Regarding safety, AI can use sensors, real-time data and analytics to understand that temperature and vibration could lead to danger. Sensors and AI can detect anything as small as a broken tooth, which could damage the crusher during excavation. It can detect drowsy drivers, one of the biggest causes of mining accidents, using AI technology to alert drivers.
In mining, 3D printing could pride spare parts and custom-built components, which could reduce the cost of storage, production, and delivery times. For illustrative purposes, geological data, pictures of drones or point clouds from laser scanners could also create digital items such as 3D ore deposits or open pit models. The computerised production process enhances the effectiveness of automated processes, which is why 3D printing often relates to automation and AI.
These advantages are evident in a GlobalData report on AI in mining; and while the digital transition in the industry has remained slow for many years, AI has shown the potential to ”deliver tangible benefits across the mining value chain, from discovery to extraction and maintenance.” The impact of AI on the mining industry resolves challenges related to cost control, supply chain, productivity, and safety.
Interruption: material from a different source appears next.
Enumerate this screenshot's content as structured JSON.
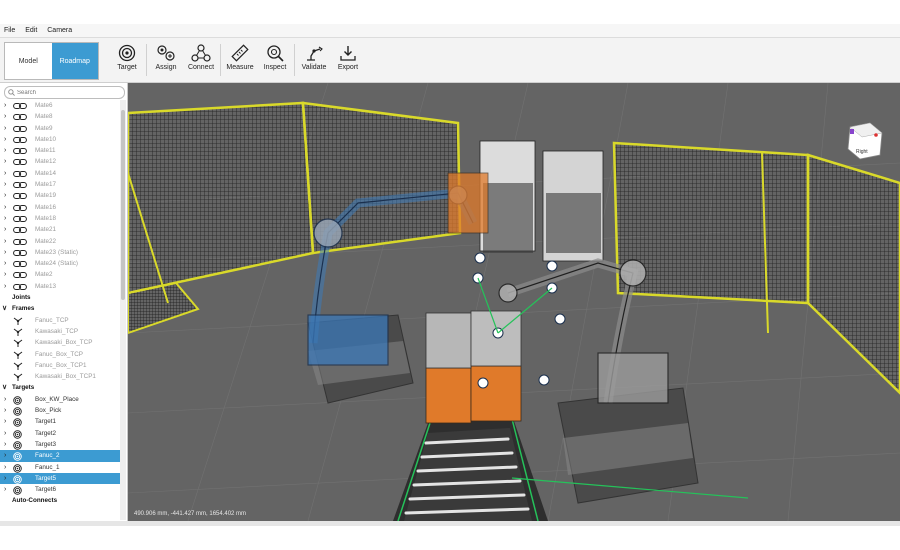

According to the research, the need for more technology diffusion and the diffusion of digital technologies depends on production rates. The deficit of digital technologies among smaller operations makes it difficult for companies to keep up with the changes in the surroundings. Indeed, it is true that only some of the largest miners have invested considerably in 3D printing, such as an international project spearheaded by Sandvik.
More extensive operations have, however, sped up the application of digital technologies in the mining industry, and it is likely that the future of Australian mining will see more adoption of processes such as these.